Sample Review Questions & Answers

  1. Only hormone that lowers post-prandial glucose?Insulin.
  2. Effect of infection/stress on insulin need? → Requirement increases due to cortisol surge.
  3. A1C level diagnostic for diabetes? → \boxed{> 6.5\%}.
  4. Do NOT give insulin if glucose is < 70 mg/dL—treat hypoglycemia first.

Whiteboard / Mag-Board Demo Highlights

  • Visual model: Blood stream, Pancreas (insulin = blue blocks; glucagon = orange), Liver (glycogen stack), Brain (glucose-only fuel).
  • Scenarios:
    • Hypo (40 mg/dL): glucagon released → liver splits glycogen → glucose ↑.
    • Hyper (600 mg/dL in DKA): exogenous Regular insulin drives glucose into cells & stores excess as glycogen; primary danger = metabolic acidosis → aggressive fluids + insulin.

Administrative Reminders

  • Bring workbook & clinical packet each class.
  • Know clinical site for current week.
  • Can’t access email/portal? → Contact Denise (IT/Student Services).
  • Instructor is “laid-back” but expects communication & initiative.

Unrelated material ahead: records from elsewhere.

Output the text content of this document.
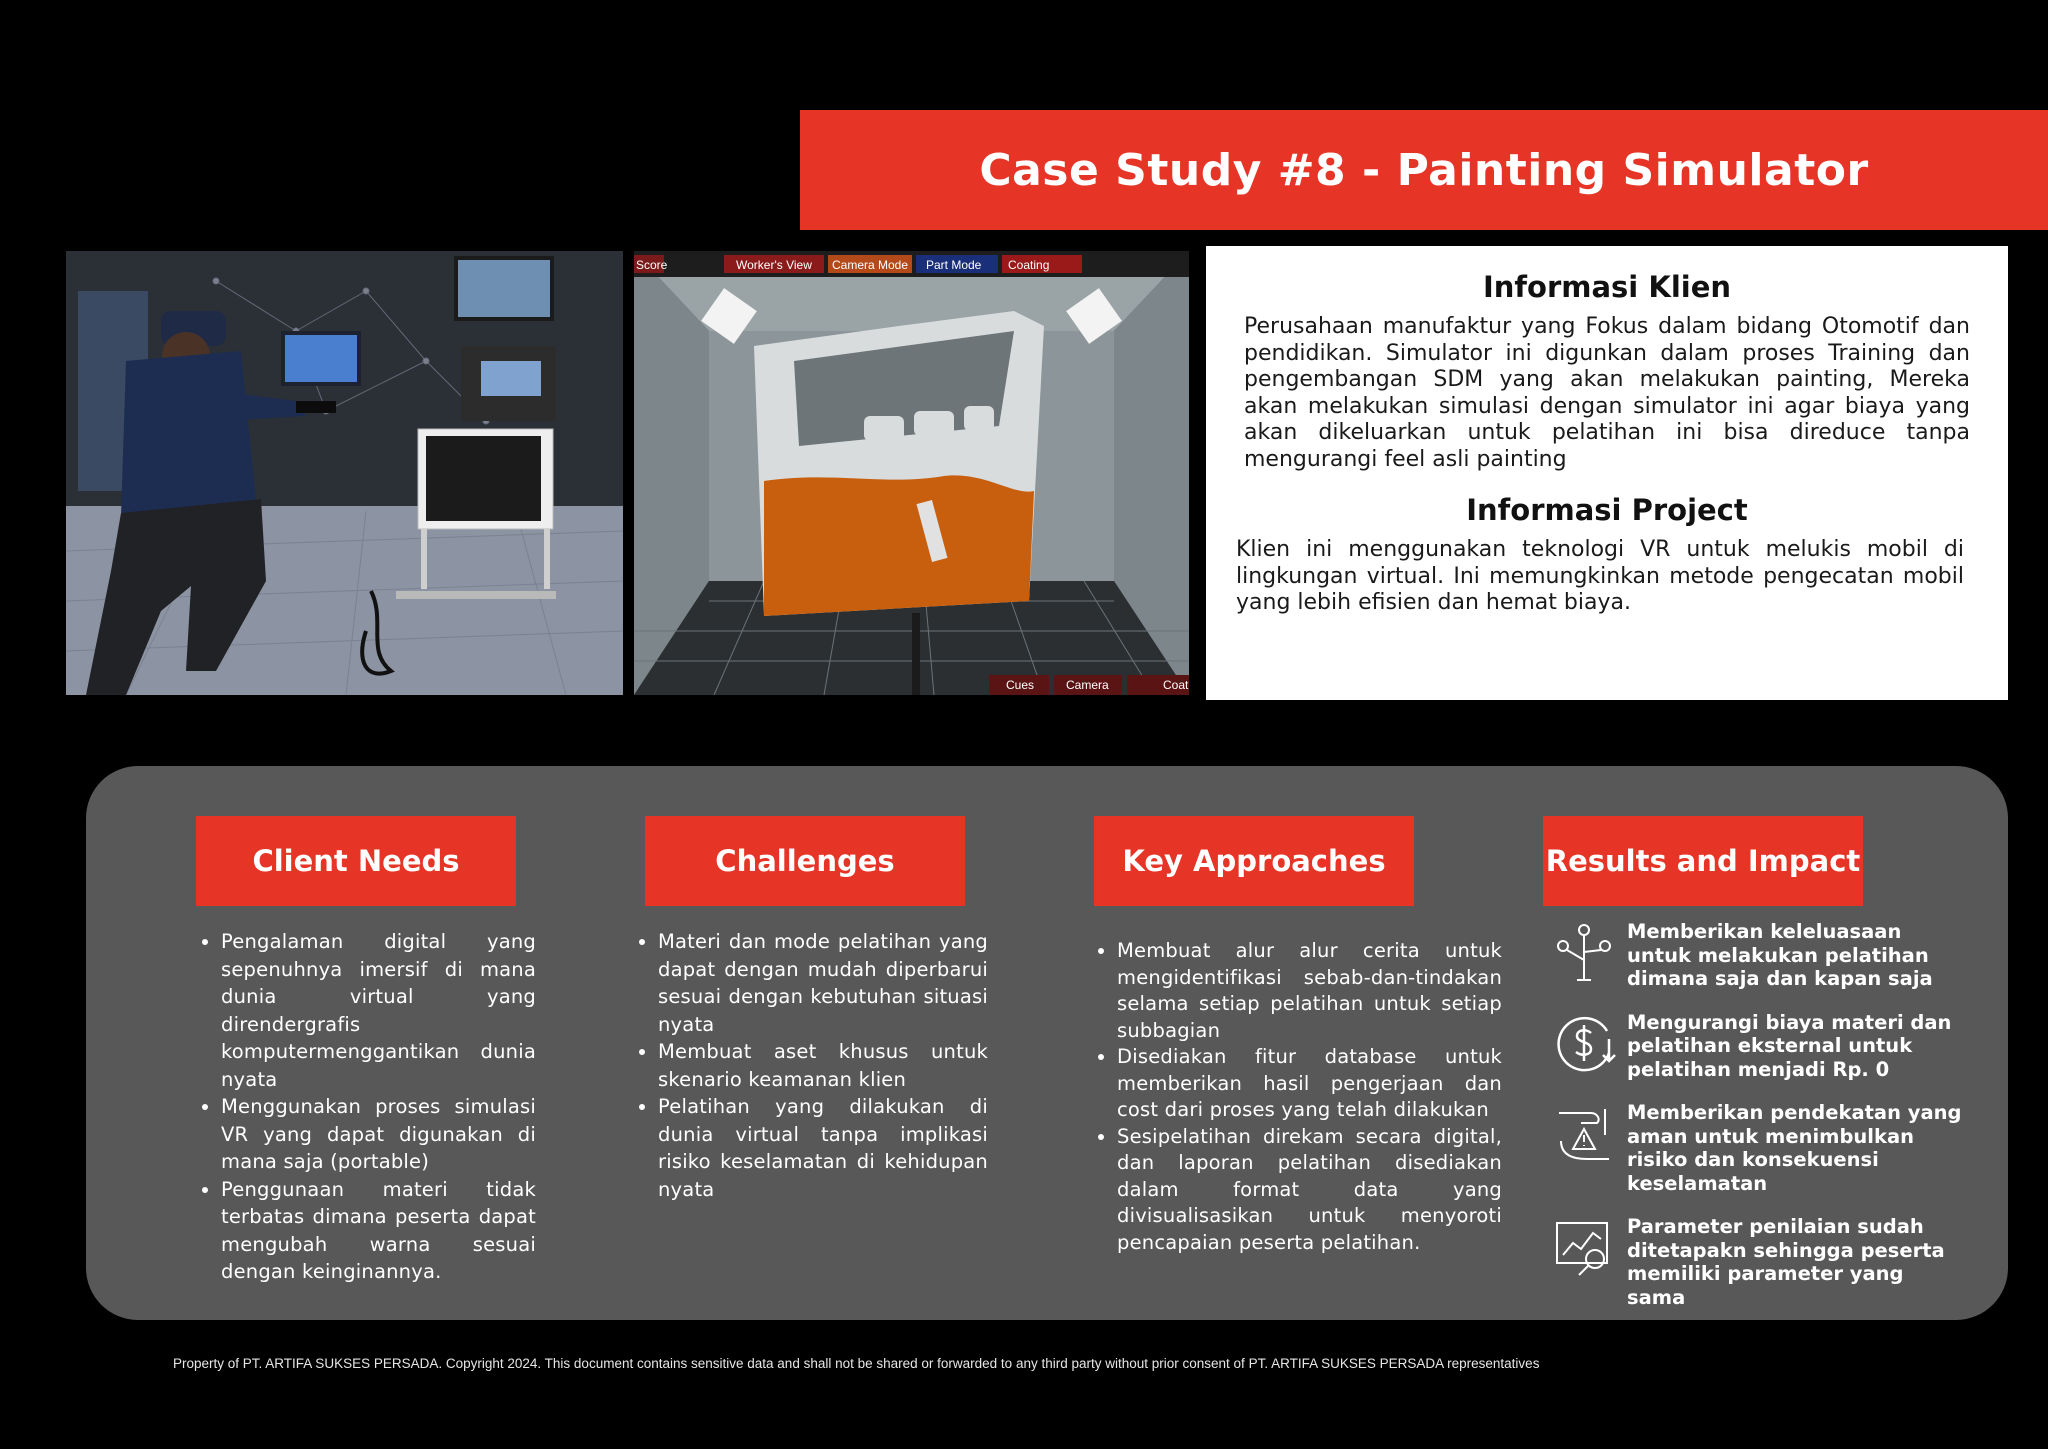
Case Study #8 - Painting Simulator
Score	Worker's View Camera Mode Part Mode Coating
Cues	Camera	Coat
Informasi Klien

Perusahaan manufaktur yang Fokus dalam bidang Otomotif dan pendidikan. Simulator ini digunkan dalam proses Training dan pengembangan SDM yang akan melakukan painting, Mereka akan melakukan simulasi dengan simulator ini agar biaya yang akan dikeluarkan untuk pelatihan ini bisa direduce tanpa mengurangi feel asli painting

Informasi Project

Klien ini menggunakan teknologi VR untuk melukis mobil di lingkungan virtual. Ini memungkinkan metode pengecatan mobil yang lebih efisien dan hemat biaya.

Client Needs
• Pengalaman digital yang sepenuhnya imersif di mana dunia virtual yang direndergrafis komputermenggantikan dunia nyata
• Menggunakan proses simulasi VR yang dapat digunakan di mana saja (portable)
• Penggunaan materi tidak terbatas dimana peserta dapat mengubah warna sesuai dengan keinginannya.
Challenges
• Materi dan mode pelatihan yang dapat dengan mudah diperbarui sesuai dengan kebutuhan situasi nyata
• Membuat aset khusus untuk skenario keamanan klien
• Pelatihan yang dilakukan di dunia virtual tanpa implikasi risiko keselamatan di kehidupan nyata
Key Approaches
• Membuat alur alur cerita untuk mengidentifikasi sebab-dan-tindakan selama setiap pelatihan untuk setiap subbagian
• Disediakan fitur database untuk memberikan hasil pengerjaan dan cost dari proses yang telah dilakukan
• Sesipelatihan direkam secara digital, dan laporan pelatihan disediakan dalam format data yang divisualisasikan untuk menyoroti pencapaian peserta pelatihan.
Results and Impact
Memberikan keleluasaan untuk melakukan pelatihan dimana saja dan kapan saja
Mengurangi biaya materi dan pelatihan eksternal untuk pelatihan menjadi Rp. 0
Memberikan pendekatan yang aman untuk menimbulkan risiko dan konsekuensi keselamatan
Parameter penilaian sudah ditetapakn sehingga peserta memiliki parameter yang sama
Property of PT. ARTIFA SUKSES PERSADA. Copyright 2024. This document contains sensitive data and shall not be shared or forwarded to any third party without prior consent of PT. ARTIFA SUKSES PERSADA representatives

Quick Reference Thresholds (Keep handy)

  • Hypoglycemia: < 70 mg/dL (symptoms often at \approx 60, neuro signs < 50).
  • Euglycemia goal: 80–120 mg/dL (varies per facility).
  • Hyperglycemia concern: > 180 mg/dL; emergency > 250 mg/dL (DKA risk) or > 600 mg/dL (HHS risk).
  • Prediabetes FPG: 100–125 mg/dL.
  • Diabetes Dx (FPG): \ge 126 mg/dL (×2).
  • Random + symptoms: \ge 200 mg/dL.
  • HbA1c targets: diagnose \ge 6.5\%; treat to < 7.0\%.

Closing Tips

  • Master negative feedback loop and the roles of glucose, glycogen, insulin, glucagon—this underpins every diabetic emergency & drug mechanism.
  • Translate mnemonics into symptom clusters for exams (test writers love alternate wording).
  • Use provided videos (links emailed) to reinforce physiology.
  • Remember: “Cold & clammy → candy; Hot & dry → sugar high.”